By HotStockRockets | Saturday 6 January 2018
Disclosure: Financial Investigative Media Limited, which is not owned by Tom Winnifrith but by a trust for his dependants, owns shares in companies mentioned in this article. I wrote this article myself, and it expresses my own opinions. I am not receiving compensation for it (other than from ShareProphets). I have no business relationship with any company whose stock is mentioned in this article.
Previously writing on Obtala (OBT) we noted its view that “in an environment of low interest rates with investors hunting for yield, there is an outsized opportunity to fund our trading business to many multiples of current revenue and profit levels”. There’s now a “Trade Finance Update”…
This is of $1 million of funding from directors of the company to “be put to work immediately whilst external trade finance is being finalised”. This is not coming cheap – 11.5% interest per annum and also follows it stated in October that an “immediate focus is to secure tranches of $25m in trade finance to fund the working capital required for accelerated growth trading revenues and profits”.
This sees the shares lower on the day, towards 13p – and comparing to approaching 18p when we wrote in October and more than 20p earlier last year. However, Obtala CEO, Paul Dolan, emphasises the company has recently “conducted in-depth analysis in order to understand where the true competitive advantage and highest margin opportunities are, in sourcing and trading African timber” and “we are close to the completion of due diligence with an external trade finance provider that can best support our working capital requirements, not only for timber trading but also from the increased levels of production we are expecting in both Gabon and Mozambique in 2018”.

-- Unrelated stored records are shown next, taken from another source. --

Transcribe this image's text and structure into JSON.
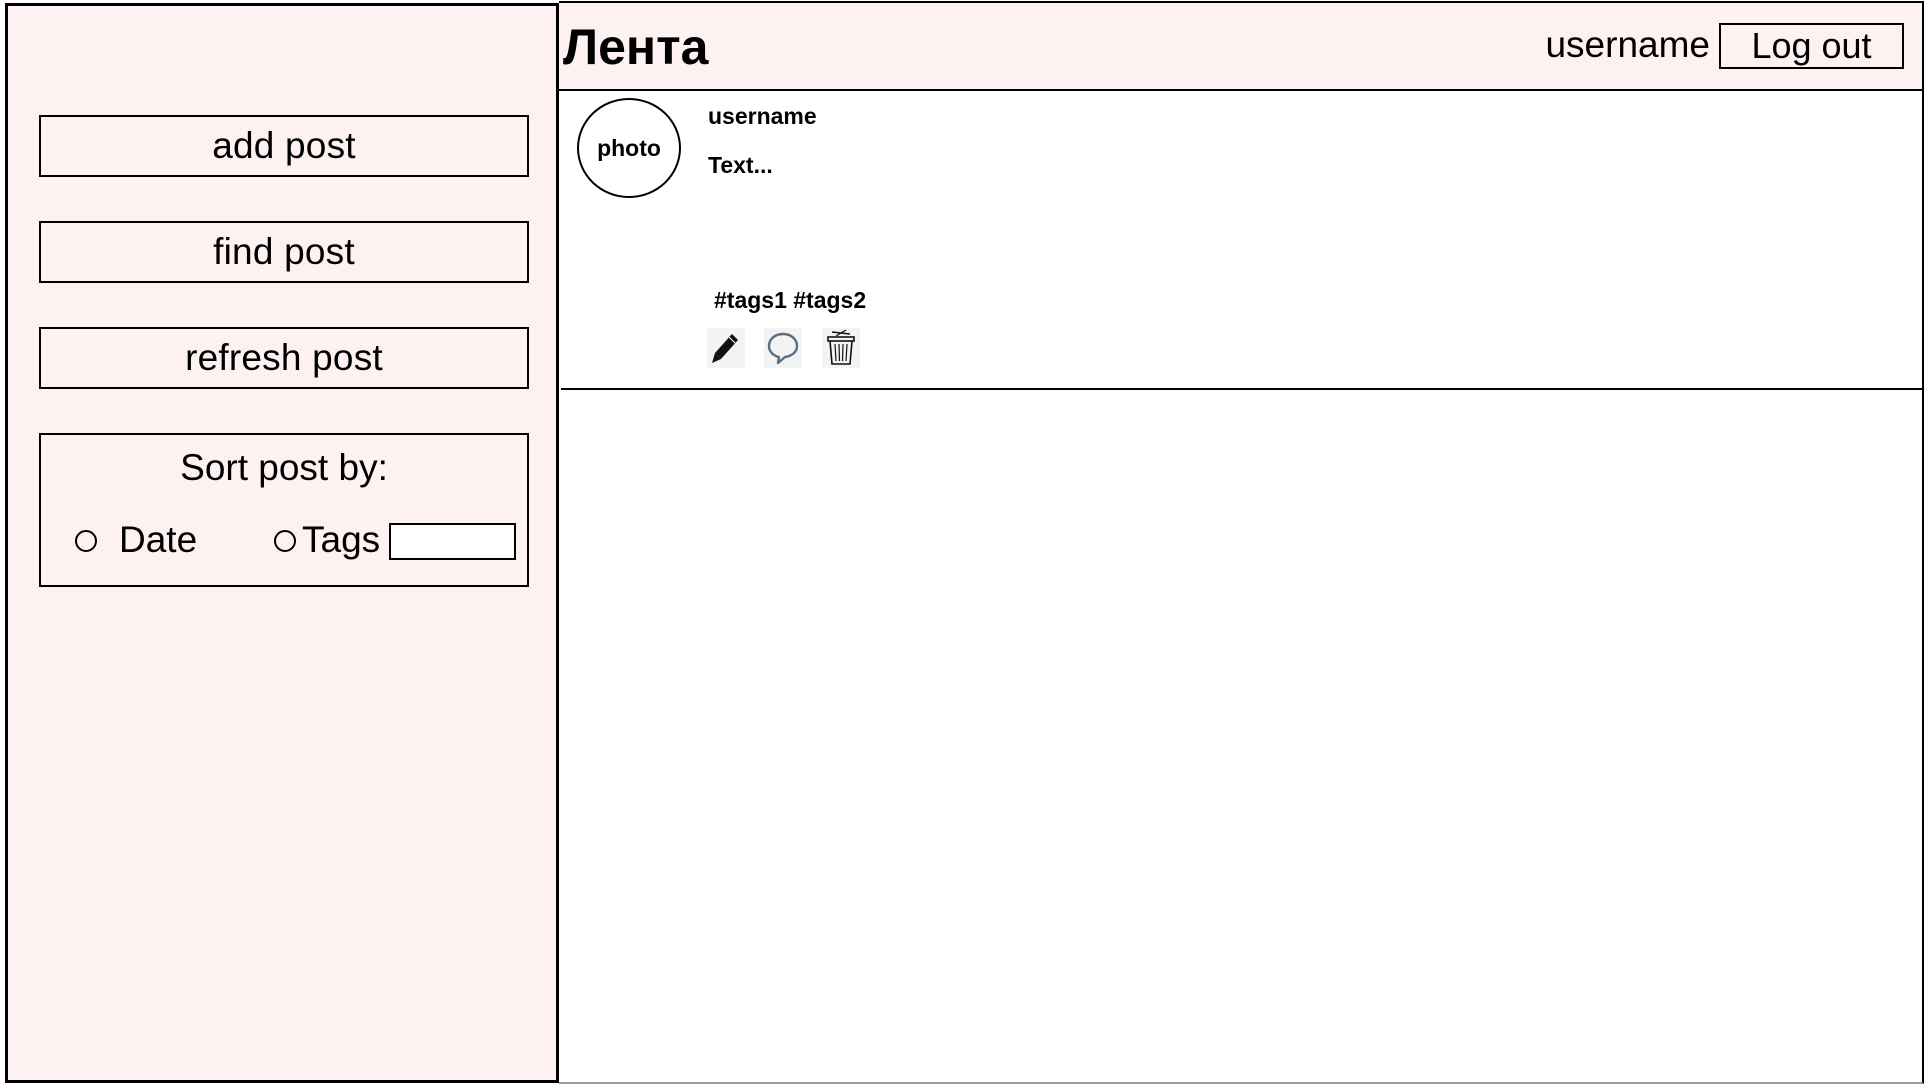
{
  "sidebar": {
    "buttons": {
      "add": "add post",
      "find": "find post",
      "refresh": "refresh post"
    },
    "sort": {
      "title": "Sort post by:",
      "options": [
        "Date",
        "Tags"
      ],
      "tags_value": ""
    }
  },
  "header": {
    "title": "Лента",
    "username": "username",
    "logout_label": "Log out"
  },
  "post": {
    "avatar_label": "photo",
    "username": "username",
    "text": "Text...",
    "tags": "#tags1 #tags2",
    "actions": [
      "pencil-icon",
      "speech-bubble-icon",
      "trash-icon"
    ]
  }
}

In the final quarter of last year, share price targets of 36p, 37.5p and more than 38p resulted from research coverage – and, though clear caution needs to be paid to such house/paid-for research, there does looks to be particularly attractive upside potential from current levels on material funding being agreed and the timber potential starting to play-out. We’d certainly expect that would see the shares back towards 20p+ and that a 30p+ share price remains a not unrealistic target. There is clear risk, but the current trade-off sees our stance remain buy.